Saya ingin mendorong para ulama untuk tidak segan-segan berdiskusi dengan para ahli medis agar memperoleh pemahaman yang utuh tentang wabah corona ini, sebagaimana masyarakat dari berbagai kalangan dan profesi (dokter, dosen, pedagang, pegawai, petani, pejabat atau rakyat, dll) tak segan-segan berdiskusi dan berkonsultasi tentang ilmu agama kepada ulama.

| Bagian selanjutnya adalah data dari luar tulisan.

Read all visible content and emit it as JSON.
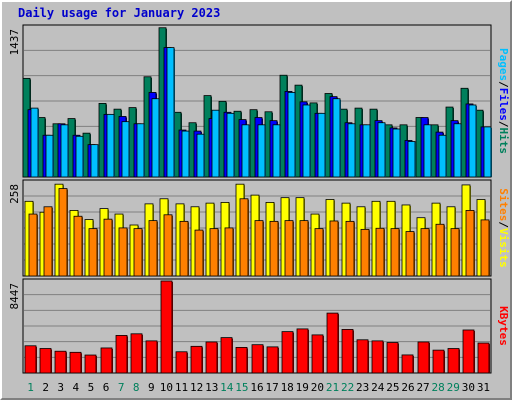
{
  "chart_data": {
    "type": "bar",
    "title": "Daily usage for January 2023",
    "categories": [
      "1",
      "2",
      "3",
      "4",
      "5",
      "6",
      "7",
      "8",
      "9",
      "10",
      "11",
      "12",
      "13",
      "14",
      "15",
      "16",
      "17",
      "18",
      "19",
      "20",
      "21",
      "22",
      "23",
      "24",
      "25",
      "26",
      "27",
      "28",
      "29",
      "30",
      "31"
    ],
    "weekend_days": [
      "1",
      "7",
      "8",
      "14",
      "15",
      "21",
      "22",
      "28",
      "29"
    ],
    "panels": [
      {
        "name": "hits-files-pages",
        "ymax_label": "1437",
        "ymax": 1437,
        "right_label": [
          {
            "text": "Pages",
            "color": "#00bfff"
          },
          {
            "text": "/",
            "color": "#000000"
          },
          {
            "text": "Files",
            "color": "#0000ff"
          },
          {
            "text": "/",
            "color": "#000000"
          },
          {
            "text": "Hits",
            "color": "#00805c"
          }
        ],
        "series": [
          {
            "name": "Hits",
            "color": "#00805c",
            "values": [
              945,
              570,
              510,
              560,
              420,
              705,
              650,
              665,
              960,
              1430,
              620,
              520,
              780,
              725,
              630,
              645,
              625,
              975,
              880,
              710,
              800,
              650,
              660,
              650,
              500,
              500,
              570,
              500,
              670,
              850,
              640
            ]
          },
          {
            "name": "Files",
            "color": "#0000ff",
            "values": [
              645,
              400,
              510,
              400,
              310,
              600,
              580,
              510,
              810,
              1240,
              450,
              440,
              560,
              620,
              550,
              570,
              540,
              820,
              720,
              610,
              770,
              520,
              500,
              540,
              470,
              350,
              570,
              430,
              540,
              700,
              480
            ]
          },
          {
            "name": "Pages",
            "color": "#00bfff",
            "values": [
              660,
              400,
              500,
              390,
              310,
              600,
              530,
              510,
              750,
              1240,
              440,
              410,
              640,
              610,
              500,
              500,
              500,
              810,
              690,
              610,
              750,
              510,
              500,
              520,
              460,
              340,
              500,
              400,
              510,
              690,
              480
            ]
          }
        ]
      },
      {
        "name": "visits-sites",
        "ymax_label": "258",
        "ymax": 258,
        "right_label": [
          {
            "text": "Sites",
            "color": "#ff8000"
          },
          {
            "text": "/",
            "color": "#000000"
          },
          {
            "text": "Visits",
            "color": "#ffff00"
          }
        ],
        "series": [
          {
            "name": "Visits",
            "color": "#ffff00",
            "values": [
              205,
              175,
              252,
              180,
              155,
              185,
              170,
              140,
              198,
              212,
              198,
              190,
              200,
              202,
              252,
              222,
              202,
              215,
              215,
              170,
              210,
              200,
              190,
              205,
              205,
              195,
              160,
              200,
              190,
              250,
              210
            ]
          },
          {
            "name": "Sites",
            "color": "#ff8000",
            "values": [
              170,
              190,
              240,
              164,
              130,
              156,
              132,
              130,
              152,
              168,
              150,
              126,
              130,
              132,
              212,
              152,
              150,
              152,
              152,
              130,
              151,
              150,
              128,
              131,
              130,
              122,
              130,
              142,
              130,
              180,
              154
            ]
          }
        ]
      },
      {
        "name": "kbytes",
        "ymax_label": "8447",
        "ymax": 8447,
        "right_label": [
          {
            "text": "KBytes",
            "color": "#ff0000"
          }
        ],
        "series": [
          {
            "name": "KBytes",
            "color": "#ff0000",
            "values": [
              2500,
              2250,
              2000,
              1900,
              1650,
              2300,
              3450,
              3600,
              2950,
              8447,
              1950,
              2450,
              2850,
              3250,
              2350,
              2600,
              2400,
              3800,
              4050,
              3500,
              5500,
              4000,
              3050,
              2950,
              2800,
              1660,
              2850,
              2100,
              2250,
              3950,
              2750
            ]
          }
        ]
      }
    ]
  }
}
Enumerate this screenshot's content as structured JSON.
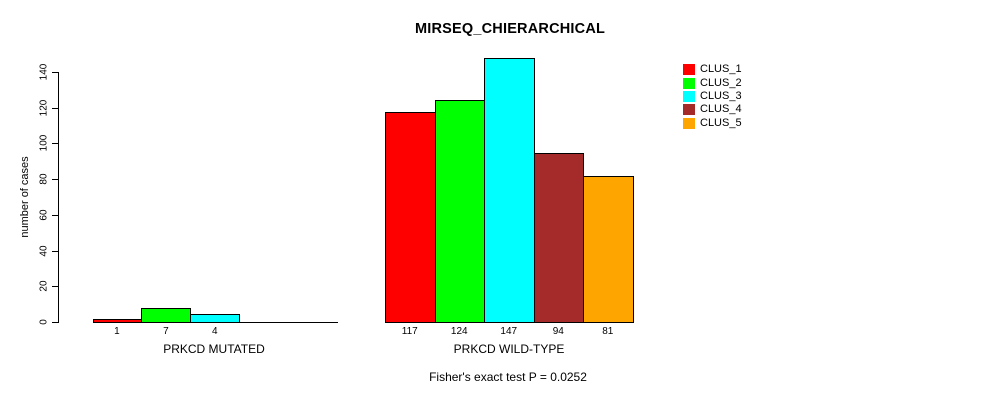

Saya juga ingin mengajak ulama untuk turut mengedukasi masyarakat tentang bagaimana bersikap dan bertindak dalam kehidupan sehari-hari pada saat wabah ini. Suara ulama lebih didengar oleh masyarakat ketimbang suara teriakan Satpol PP yang keliling kota bahkan suara juru bicara istana sekalipun dalam kampanye wabah ini. Umpamanya cukup dengan mengatakan bahwa dalam situasi wabah corona ini masuk dalam kerumunan atau kumpulan dimana pun baik di mesjid atupun di luar mesjid akan mendzalimi diri sendiri dan orang lain. Masih banyak warga masyarakat yang belum memahami dengan baik tentang wabah ini, sebagian masih meremehkan bahkan ada yang berolok-olok.
Saya sangat mengapresiasi kerja keras banyak ulama (yang sepaham dengan MUI) yang telah turut mengedukasi masyarakat melalui berbagai media, termasuk media sosial untuk bersikap dan bertindak bijak dalam menghadapi wabah ini, sesuai syariat.
Boleh jadi wabah ini dapat memberikan hikmah sebagai sebuah momentum agar ulama dapat bersatu pandangan. Semua ulama menjadi sebuah barisan yang kokoh sebagaimana yang dikehendaki oleh Al -Quran dalam Surat Ash- Shaff bahwa umat Islam itu sebaiknya membentuk shaf yang dinyatakan “ka-annahum bunyaanun marshush” (keadaan mereka bagaikan bangunan yang kokoh). Jika ulama dapat membangun barisan yang kokoh, maka umat pun akan mengikuti ulama masuk dalam barisan, dan jika itu terjadi subhanallah, maka umat Islam di Indonesia akan menjadi umat yang kuat dan kokoh dalam berbagai segi kehidupan. Kondisi inilah sesungguhnya sebuah pra- syarat agar umat Islam di Indonesia menjadi umat yang kuat dan jaya. Semoga.